Envelhecer com autonomia significa manter a capacidade de realizar atividades simples, como levantar da cadeira, subir escadas, caminhar e carregar objetos. Portanto, o treino de força pode desempenhar um papel importante na preservação da massa muscular, da mobilidade e do equilíbrio ao longo dos anos.
A partir dos 50 anos, a perda de massa muscular tende a se intensificar. Em alguns casos, o processo pode contribuir para a sarcopenia, condição caracterizada pela redução de força e massa muscular. Com isso, as tarefas simples podem exigir mais esforço e o risco de perda de funcionalidade aumenta.

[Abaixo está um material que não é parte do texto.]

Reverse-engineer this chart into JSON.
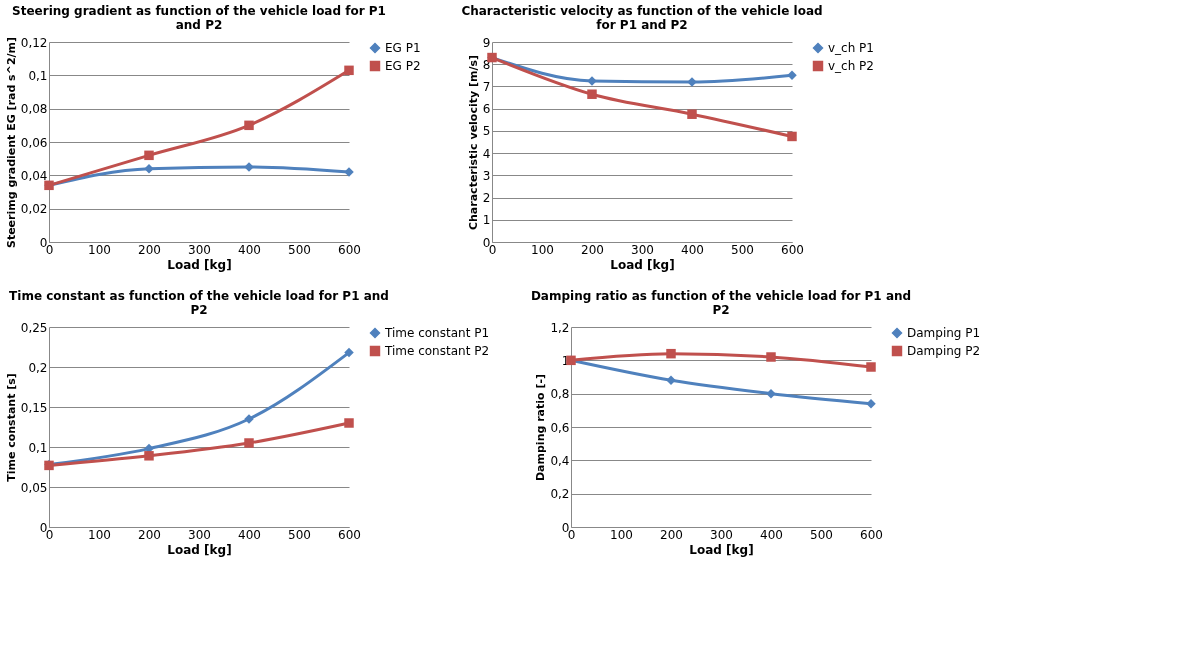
{
  "chart_data": [
    {
      "type": "line",
      "title": "Steering gradient as function of the vehicle load for P1 and P2",
      "xlabel": "Load [kg]",
      "ylabel": "Steerimg gradient EG [rad s^2/m]",
      "x": [
        0,
        200,
        400,
        600
      ],
      "xlim": [
        0,
        600
      ],
      "xticks": [
        0,
        100,
        200,
        300,
        400,
        500,
        600
      ],
      "ylim": [
        0,
        0.12
      ],
      "yticks": [
        0,
        {
          "value": 0.02,
          "label": "0,02"
        },
        {
          "value": 0.04,
          "label": "0,04"
        },
        {
          "value": 0.06,
          "label": "0,06"
        },
        {
          "value": 0.08,
          "label": "0,08"
        },
        {
          "value": 0.1,
          "label": "0,1"
        },
        {
          "value": 0.12,
          "label": "0,12"
        }
      ],
      "grid": "y",
      "legend": "right",
      "line_style": "solid",
      "series": [
        {
          "name": "EG P1",
          "color": "#4f81bd",
          "marker": "diamond",
          "values": [
            0.034,
            0.044,
            0.045,
            0.042
          ]
        },
        {
          "name": "EG P2",
          "color": "#c0504d",
          "marker": "square",
          "values": [
            0.034,
            0.052,
            0.07,
            0.103
          ]
        }
      ]
    },
    {
      "type": "line",
      "title": "Characteristic velocity as function of the vehicle load for P1 and P2",
      "xlabel": "Load [kg]",
      "ylabel": "Characteristic velocity [m/s]",
      "x": [
        0,
        200,
        400,
        600
      ],
      "xlim": [
        0,
        600
      ],
      "xticks": [
        0,
        100,
        200,
        300,
        400,
        500,
        600
      ],
      "ylim": [
        0,
        9
      ],
      "yticks": [
        0,
        1,
        2,
        3,
        4,
        5,
        6,
        7,
        8,
        9
      ],
      "grid": "y",
      "legend": "right",
      "line_style": "solid",
      "series": [
        {
          "name": "v_ch P1",
          "color": "#4f81bd",
          "marker": "diamond",
          "values": [
            8.3,
            7.25,
            7.2,
            7.5
          ]
        },
        {
          "name": "v_ch P2",
          "color": "#c0504d",
          "marker": "square",
          "values": [
            8.3,
            6.65,
            5.75,
            4.75
          ]
        }
      ]
    },
    {
      "type": "line",
      "title": "Time constant as function of the vehicle load for P1 and P2",
      "xlabel": "Load [kg]",
      "ylabel": "Time constant [s]",
      "x": [
        0,
        200,
        400,
        600
      ],
      "xlim": [
        0,
        600
      ],
      "xticks": [
        0,
        100,
        200,
        300,
        400,
        500,
        600
      ],
      "ylim": [
        0,
        0.25
      ],
      "yticks": [
        0,
        {
          "value": 0.05,
          "label": "0,05"
        },
        {
          "value": 0.1,
          "label": "0,1"
        },
        {
          "value": 0.15,
          "label": "0,15"
        },
        {
          "value": 0.2,
          "label": "0,2"
        },
        {
          "value": 0.25,
          "label": "0,25"
        }
      ],
      "grid": "y",
      "legend": "right",
      "line_style": "solid",
      "series": [
        {
          "name": "Time constant P1",
          "color": "#4f81bd",
          "marker": "diamond",
          "values": [
            0.078,
            0.098,
            0.135,
            0.218
          ]
        },
        {
          "name": "Time constant P2",
          "color": "#c0504d",
          "marker": "square",
          "values": [
            0.077,
            0.089,
            0.105,
            0.13
          ]
        }
      ]
    },
    {
      "type": "line",
      "title": "Damping ratio as function of the vehicle load for P1 and P2",
      "xlabel": "Load [kg]",
      "ylabel": "Damping ratio [-]",
      "x": [
        0,
        200,
        400,
        600
      ],
      "xlim": [
        0,
        600
      ],
      "xticks": [
        0,
        100,
        200,
        300,
        400,
        500,
        600
      ],
      "ylim": [
        0,
        1.2
      ],
      "yticks": [
        0,
        {
          "value": 0.2,
          "label": "0,2"
        },
        {
          "value": 0.4,
          "label": "0,4"
        },
        {
          "value": 0.6,
          "label": "0,6"
        },
        {
          "value": 0.8,
          "label": "0,8"
        },
        1,
        {
          "value": 1.2,
          "label": "1,2"
        }
      ],
      "grid": "y",
      "legend": "right",
      "line_style": "solid",
      "series": [
        {
          "name": "Damping P1",
          "color": "#4f81bd",
          "marker": "diamond",
          "values": [
            1.0,
            0.88,
            0.8,
            0.74
          ]
        },
        {
          "name": "Damping P2",
          "color": "#c0504d",
          "marker": "square",
          "values": [
            1.0,
            1.04,
            1.02,
            0.96
          ]
        }
      ]
    }
  ]
}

Além dos músculos, o envelhecimento também pode afetar tendões e articulações, comprometendo a mobilidade. É por conta disso que uma rotina de exercícios que combine diferentes capacidades físicas pode ajudar a manter o corpo preparado para as demandas do cotidiano.

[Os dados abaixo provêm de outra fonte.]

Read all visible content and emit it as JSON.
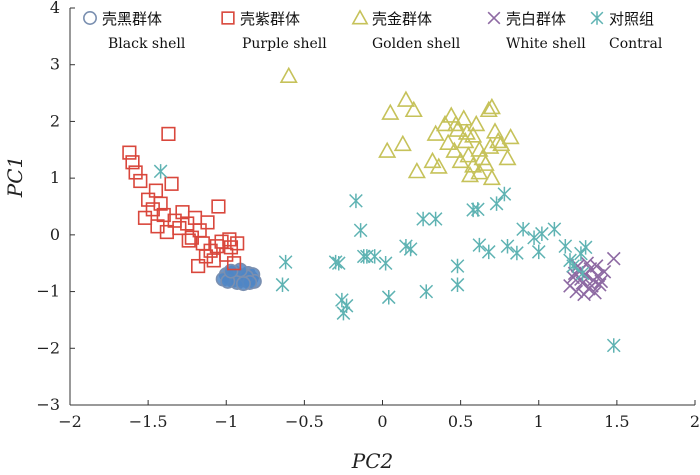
{
  "chart_data": {
    "type": "scatter",
    "title": "",
    "xlabel": "PC2",
    "ylabel": "PC1",
    "xlim": [
      -2,
      2
    ],
    "ylim": [
      -3,
      4
    ],
    "xticks": [
      -2,
      -1.5,
      -1,
      -0.5,
      0,
      0.5,
      1,
      1.5,
      2
    ],
    "yticks": [
      -3,
      -2,
      -1,
      0,
      1,
      2,
      3,
      4
    ],
    "xtick_labels": [
      "−2",
      "−1.5",
      "−1",
      "−0.5",
      "0",
      "0.5",
      "1",
      "1.5",
      "2"
    ],
    "ytick_labels": [
      "−3",
      "−2",
      "−1",
      "0",
      "1",
      "2",
      "3",
      "4"
    ],
    "legend_position": "top",
    "series": [
      {
        "name": "壳黑群体",
        "name_en": "Black shell",
        "marker": "circle",
        "color": "#7a8fb0",
        "fill": "#4f86c6",
        "points": [
          [
            -1.0,
            -0.7
          ],
          [
            -0.98,
            -0.75
          ],
          [
            -0.96,
            -0.8
          ],
          [
            -0.94,
            -0.7
          ],
          [
            -0.92,
            -0.78
          ],
          [
            -0.9,
            -0.72
          ],
          [
            -0.88,
            -0.8
          ],
          [
            -0.86,
            -0.68
          ],
          [
            -0.84,
            -0.76
          ],
          [
            -0.83,
            -0.7
          ],
          [
            -0.82,
            -0.82
          ],
          [
            -0.95,
            -0.66
          ],
          [
            -1.02,
            -0.78
          ],
          [
            -0.93,
            -0.84
          ],
          [
            -0.87,
            -0.74
          ],
          [
            -0.99,
            -0.82
          ],
          [
            -0.91,
            -0.62
          ],
          [
            -0.85,
            -0.84
          ],
          [
            -0.97,
            -0.64
          ],
          [
            -0.89,
            -0.86
          ]
        ]
      },
      {
        "name": "壳紫群体",
        "name_en": "Purple shell",
        "marker": "square",
        "color": "#d9473c",
        "points": [
          [
            -1.62,
            1.45
          ],
          [
            -1.6,
            1.28
          ],
          [
            -1.58,
            1.1
          ],
          [
            -1.55,
            0.95
          ],
          [
            -1.5,
            0.62
          ],
          [
            -1.47,
            0.45
          ],
          [
            -1.45,
            0.78
          ],
          [
            -1.4,
            0.35
          ],
          [
            -1.37,
            1.78
          ],
          [
            -1.35,
            0.9
          ],
          [
            -1.33,
            0.25
          ],
          [
            -1.3,
            0.12
          ],
          [
            -1.28,
            0.4
          ],
          [
            -1.25,
            0.2
          ],
          [
            -1.22,
            -0.05
          ],
          [
            -1.2,
            0.3
          ],
          [
            -1.17,
            0.08
          ],
          [
            -1.15,
            -0.15
          ],
          [
            -1.12,
            0.22
          ],
          [
            -1.1,
            -0.28
          ],
          [
            -1.08,
            -0.45
          ],
          [
            -1.05,
            0.5
          ],
          [
            -1.03,
            -0.12
          ],
          [
            -1.0,
            -0.35
          ],
          [
            -0.97,
            -0.22
          ],
          [
            -0.95,
            -0.5
          ],
          [
            -1.13,
            -0.38
          ],
          [
            -1.06,
            -0.2
          ],
          [
            -0.98,
            -0.08
          ],
          [
            -1.42,
            0.55
          ],
          [
            -1.38,
            0.05
          ],
          [
            -1.52,
            0.3
          ],
          [
            -1.18,
            -0.55
          ],
          [
            -0.93,
            -0.15
          ],
          [
            -1.24,
            -0.1
          ],
          [
            -1.44,
            0.15
          ]
        ]
      },
      {
        "name": "壳金群体",
        "name_en": "Golden shell",
        "marker": "triangle",
        "color": "#c6c25a",
        "points": [
          [
            -0.6,
            2.8
          ],
          [
            0.03,
            1.48
          ],
          [
            0.05,
            2.15
          ],
          [
            0.13,
            1.6
          ],
          [
            0.15,
            2.38
          ],
          [
            0.2,
            2.2
          ],
          [
            0.22,
            1.12
          ],
          [
            0.32,
            1.3
          ],
          [
            0.34,
            1.78
          ],
          [
            0.36,
            1.2
          ],
          [
            0.4,
            1.95
          ],
          [
            0.42,
            1.62
          ],
          [
            0.44,
            2.1
          ],
          [
            0.46,
            1.48
          ],
          [
            0.48,
            1.85
          ],
          [
            0.5,
            1.3
          ],
          [
            0.52,
            2.05
          ],
          [
            0.53,
            1.65
          ],
          [
            0.55,
            1.4
          ],
          [
            0.56,
            1.05
          ],
          [
            0.58,
            1.75
          ],
          [
            0.6,
            1.95
          ],
          [
            0.62,
            1.5
          ],
          [
            0.64,
            1.35
          ],
          [
            0.66,
            1.25
          ],
          [
            0.68,
            2.2
          ],
          [
            0.69,
            1.55
          ],
          [
            0.7,
            2.25
          ],
          [
            0.72,
            1.82
          ],
          [
            0.74,
            1.65
          ],
          [
            0.76,
            1.6
          ],
          [
            0.7,
            1.0
          ],
          [
            0.8,
            1.35
          ],
          [
            0.82,
            1.72
          ],
          [
            0.54,
            1.8
          ],
          [
            0.47,
            1.95
          ],
          [
            0.62,
            1.1
          ],
          [
            0.58,
            1.22
          ]
        ]
      },
      {
        "name": "壳白群体",
        "name_en": "White shell",
        "marker": "x",
        "color": "#8e6aa3",
        "points": [
          [
            1.2,
            -0.9
          ],
          [
            1.22,
            -0.75
          ],
          [
            1.24,
            -1.0
          ],
          [
            1.26,
            -0.65
          ],
          [
            1.28,
            -0.85
          ],
          [
            1.3,
            -0.7
          ],
          [
            1.32,
            -0.95
          ],
          [
            1.33,
            -0.6
          ],
          [
            1.35,
            -0.8
          ],
          [
            1.36,
            -1.02
          ],
          [
            1.38,
            -0.72
          ],
          [
            1.39,
            -0.88
          ],
          [
            1.42,
            -0.65
          ],
          [
            1.25,
            -0.55
          ],
          [
            1.31,
            -0.5
          ],
          [
            1.48,
            -0.42
          ],
          [
            1.29,
            -1.05
          ],
          [
            1.37,
            -0.55
          ],
          [
            1.23,
            -0.68
          ],
          [
            1.34,
            -0.9
          ],
          [
            1.27,
            -0.78
          ],
          [
            1.4,
            -0.82
          ]
        ]
      },
      {
        "name": "对照组",
        "name_en": "Contral",
        "marker": "star",
        "color": "#5fb3b3",
        "points": [
          [
            -1.42,
            1.12
          ],
          [
            -0.62,
            -0.48
          ],
          [
            -0.64,
            -0.88
          ],
          [
            -0.3,
            -0.48
          ],
          [
            -0.28,
            -0.5
          ],
          [
            -0.26,
            -1.15
          ],
          [
            -0.25,
            -1.38
          ],
          [
            -0.23,
            -1.25
          ],
          [
            -0.17,
            0.6
          ],
          [
            -0.14,
            0.08
          ],
          [
            -0.12,
            -0.38
          ],
          [
            -0.1,
            -0.38
          ],
          [
            -0.05,
            -0.38
          ],
          [
            0.02,
            -0.5
          ],
          [
            0.04,
            -1.1
          ],
          [
            0.15,
            -0.2
          ],
          [
            0.18,
            -0.25
          ],
          [
            0.26,
            0.28
          ],
          [
            0.28,
            -1.0
          ],
          [
            0.34,
            0.28
          ],
          [
            0.48,
            -0.55
          ],
          [
            0.48,
            -0.88
          ],
          [
            0.58,
            0.44
          ],
          [
            0.61,
            0.45
          ],
          [
            0.62,
            -0.18
          ],
          [
            0.68,
            -0.3
          ],
          [
            0.73,
            0.55
          ],
          [
            0.78,
            0.72
          ],
          [
            0.8,
            -0.2
          ],
          [
            0.86,
            -0.32
          ],
          [
            0.97,
            -0.05
          ],
          [
            1.0,
            -0.3
          ],
          [
            1.1,
            0.1
          ],
          [
            1.17,
            -0.2
          ],
          [
            1.2,
            -0.45
          ],
          [
            1.22,
            -0.55
          ],
          [
            1.27,
            -0.33
          ],
          [
            1.28,
            -0.68
          ],
          [
            1.3,
            -0.22
          ],
          [
            1.48,
            -1.95
          ],
          [
            1.02,
            0.02
          ],
          [
            0.9,
            0.1
          ]
        ]
      }
    ]
  }
}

Praticar esportes ao longo da vida é importante
Treino de força vai além da musculação
A atividade física regular está associada a benefícios para a saúde cardiovascular e metabólica e pode contribuir para a prevenção de diferentes doenças. A Organização Mundial da Saúde (OMS) recomenda pelo menos 150 minutos de atividade física moderada por semana para adultos.
O treino de força pode ser realizado na musculação, na calistenia ou em atividades funcionais. Pilates, dança, natação e exercícios voltados ao equilíbrio também podem fazer parte de uma rotina de atividade física, de acordo com as características e os objetivos de cada pessoa. Uma rotina diversificada pode trabalhar três aspectos principais:
A combinação dessas atividades ajuda a preparar o corpo para situações comuns, como caminhar, subir escadas, levantar objetos e se movimentar com segurança.
Como começar o treino de força depois dos 50 anos
Não existe uma fórmula de treinamento que funcione da mesma maneira para todas as pessoas. A rotina deve considerar idade, nível de condicionamento, objetivos, histórico de saúde e eventuais limitações físicas.
A progressão gradual é um dos principais cuidados. Aumentar cargas ou intensidade rapidamente pode elevar o risco de lesões. O descanso também é parte importante do treinamento, pois permite que o organismo se recupere entre as sessões.
A alimentação também participa da manutenção da massa muscular. Uma dieta equilibrada, com fontes adequadas de proteínas, vitaminas e minerais, contribui para a saúde muscular e óssea.
Para quem possui doenças, limitações ou está começando uma rotina de exercícios, uma avaliação médica e o acompanhamento de um profissional de educação física podem ajudar na escolha dos exercícios e na definição da intensidade adequada.
Exercício não é apenas uma questão estética
A busca por um envelhecimento saudável envolve mais do que preservar músculos. Sono adequado, alimentação equilibrada, controle do estresse, vínculos sociais e outros hábitos de vida também influenciam a qualidade de vida.
Quanto mais cedo a atividade física é incorporada à rotina, maior a oportunidade de preservar força e funcionalidade ao longo dos anos. Ainda assim, começar mais tarde também pode trazer benefícios como a capacidade de responder aos estímulos do exercício e desenvolver força e capacidade funcional.